A shows the branching myocytes making up the cardiac myofibers.

B illustrates the critical role played by the changing [Ca²⁺] in the myocardial cytosol. Ca²⁺ ions are schematically shown as entering through the calcium channel that opens in response to the wave of depolarization that travels along the sarcolemma. These Ca²⁺ ions "trigger" the release of more calcium from the sarcoplasmic reticulum (SR) and thereby initiate a contraction-relaxation cycle. Eventually the small quantity of Ca²⁺ that has entered the cell leaves predominantly through an Na⁺/Ca²⁺ exchanger, with a lesser role for the sarcolemmal Ca²⁺ pump. The varying actin-myosin overlap is shown for (B) systole, when [Ca²⁺] is maximal, and (C) diastole, when [Ca²⁺] is minimal.

D. The myosin heads, attached to the thick filaments, interact with the thin actin filaments.

The Contractile Process

Four steps in cardiac muscle contraction and relaxation. In relaxed muscle (upper left),

ATP bound to the myosin cross-bridge dissociates the thick and thin filaments.

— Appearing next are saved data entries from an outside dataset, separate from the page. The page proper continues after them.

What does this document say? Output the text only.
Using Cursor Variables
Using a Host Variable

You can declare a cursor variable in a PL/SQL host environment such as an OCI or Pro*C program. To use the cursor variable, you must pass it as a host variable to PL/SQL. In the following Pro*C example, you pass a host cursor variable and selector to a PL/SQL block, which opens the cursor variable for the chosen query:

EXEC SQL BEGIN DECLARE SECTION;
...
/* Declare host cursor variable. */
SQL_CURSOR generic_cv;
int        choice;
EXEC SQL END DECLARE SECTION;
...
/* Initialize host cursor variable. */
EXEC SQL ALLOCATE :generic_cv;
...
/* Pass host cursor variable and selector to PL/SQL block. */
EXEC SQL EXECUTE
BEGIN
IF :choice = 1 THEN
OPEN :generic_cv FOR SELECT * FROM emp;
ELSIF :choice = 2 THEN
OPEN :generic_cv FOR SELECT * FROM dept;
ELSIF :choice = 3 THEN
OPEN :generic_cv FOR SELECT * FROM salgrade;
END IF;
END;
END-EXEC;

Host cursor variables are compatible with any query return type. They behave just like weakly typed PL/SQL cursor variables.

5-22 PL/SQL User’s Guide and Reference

Step 1: Hydrolysis of myosin-bound ATP by the ATPase site on the myosin head transfers the chemical energy of the nucleotide to the activated cross-bridge (upper right). When cytosolic Ca²⁺ concentration is low, as in relaxed muscle, the reaction cannot proceed because tropomyosin and the troponin complex on the thin filament do not allow the active sites on actin to interact with the cross-bridges. Therefore, even though the cross-bridges are energized, they cannot interact with actin.

Step 2: When Ca²⁺ binding to troponin C has exposed active sites on the thin filament, actin interacts with the myosin cross-bridges to form an active complex (lower right) in which the energy derived from ATP is retained in the actin-bound cross-bridge, whose orientation has not yet shifted.

Step 3: The muscle contracts when ADP dissociates from the cross-bridge. This step leads to the formation of the low-energy rigor complex (lower left) in which the chemical energy derived from ATP hydrolysis has been expended to perform mechanical work (the "rowing" motion of the cross-bridge).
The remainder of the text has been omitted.